The Minister of Equality, Ana Redondo, said goodbye this Sunday with “deep emotion and enormous sadness” to the Valladolid actress Concha Velasco, whom she praised for her capacity for “consensus” and “mainstreaming”: “She said ‘I feel red’ and that did not prevent him from approaching all ideologies.”

“She is a transversal woman, she is a woman of consensus, she is a socialist woman and she said it on many occasions, I feel red, but that did not prevent her from approaching and being close to all sensitivities and all ideologies, that makes her immensely great, that makes her a reference and an example,” said Ana Redondo in statements to the media before the funeral in the Cathedral of Valladolid.

In this sense, the minister recalled that when Valladolid awarded her the Gold Medal, the three mayors of democracy were with her: “Then the three mayors were Tomás Rodríguez de Bolaños, León de la Riba and Óscar Puente, today I imagine that Jesús Julio Carnero would also be incorporated.”
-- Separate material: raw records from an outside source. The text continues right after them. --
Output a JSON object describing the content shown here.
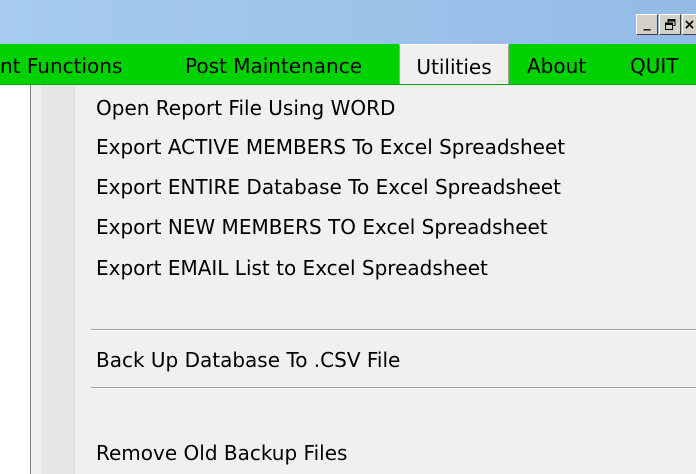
{
  "window": {
    "controls": {
      "minimize": "_",
      "restore": "Θ",
      "close": "×"
    },
    "title_bar_color": "#a6caf0"
  },
  "menu_bar": {
    "background": "#00d200",
    "items": [
      {
        "label": "nt Functions"
      },
      {
        "label": "Post Maintenance"
      },
      {
        "label": "Utilities",
        "active": true
      },
      {
        "label": "About"
      },
      {
        "label": "QUIT"
      }
    ]
  },
  "dropdown": {
    "items": [
      {
        "label": "Open Report File Using WORD"
      },
      {
        "label": "Export ACTIVE MEMBERS To Excel Spreadsheet"
      },
      {
        "label": "Export ENTIRE Database To Excel Spreadsheet"
      },
      {
        "label": "Export NEW MEMBERS TO Excel Spreadsheet"
      },
      {
        "label": "Export EMAIL List to Excel Spreadsheet"
      },
      {
        "label": "Back Up Database To .CSV File"
      },
      {
        "label": "Remove Old Backup Files"
      }
    ]
  }
}
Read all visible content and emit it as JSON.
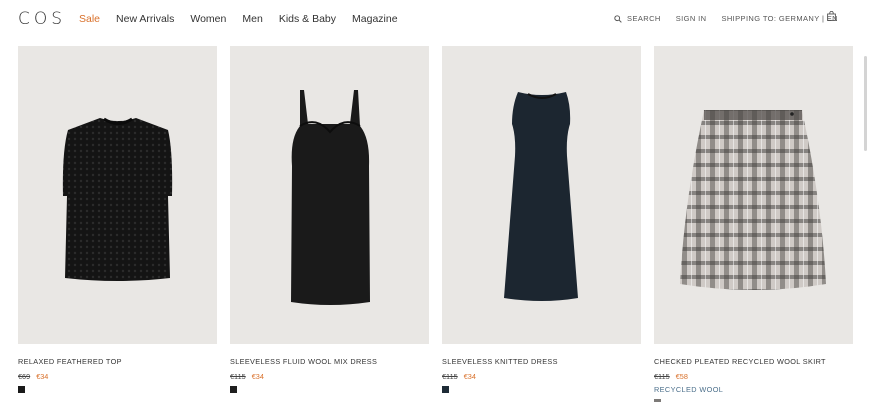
{
  "header": {
    "logo": "COS",
    "nav": [
      "Sale",
      "New Arrivals",
      "Women",
      "Men",
      "Kids & Baby",
      "Magazine"
    ],
    "search_label": "SEARCH",
    "sign_in_label": "SIGN IN",
    "shipping_label": "SHIPPING TO: GERMANY | EN"
  },
  "products": [
    {
      "name": "RELAXED FEATHERED TOP",
      "old_price": "€69",
      "new_price": "€34",
      "swatch": "#1a1a1a"
    },
    {
      "name": "SLEEVELESS FLUID WOOL MIX DRESS",
      "old_price": "€115",
      "new_price": "€34",
      "swatch": "#1f1f1f"
    },
    {
      "name": "SLEEVELESS KNITTED DRESS",
      "old_price": "€115",
      "new_price": "€34",
      "swatch": "#1e2b36"
    },
    {
      "name": "CHECKED PLEATED RECYCLED WOOL SKIRT",
      "old_price": "€115",
      "new_price": "€58",
      "tag": "RECYCLED WOOL",
      "swatch": "#7d7a78"
    }
  ],
  "colors": {
    "accent": "#d9702a",
    "tag": "#4a6e8a",
    "image_bg": "#e9e7e4"
  },
  "icons": [
    "search-icon",
    "shopping-bag-icon"
  ]
}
Redondo believes that Concha Velasco showed that “by being strong and being brave” you can reach “the highest.” “I want to remember her with the strength, drive, bravery, ability and talent of her shell on stage, but also with that fragility of a fighting woman when she came down from the stage,” he added.

“I think it is a source of pride for Valladolid, it is a source of pride for Spain and it is logical and fair that this city and the entire country remember her and say goodbye to her,” Redondo said immediately afterwards.

However, he has asked to continue watching his films to vindicate his memory, although he has stressed that “it leaves a gap absolutely impossible to fill.”

“A strong woman, a brave woman, a woman who also connected through her profession, through her roles as an actress, through her roles as Santa Teresa de Jesús or Juana la Loca or the Yeye girl, knew how to connect with the citizens , with citizens of different generations,” he concluded.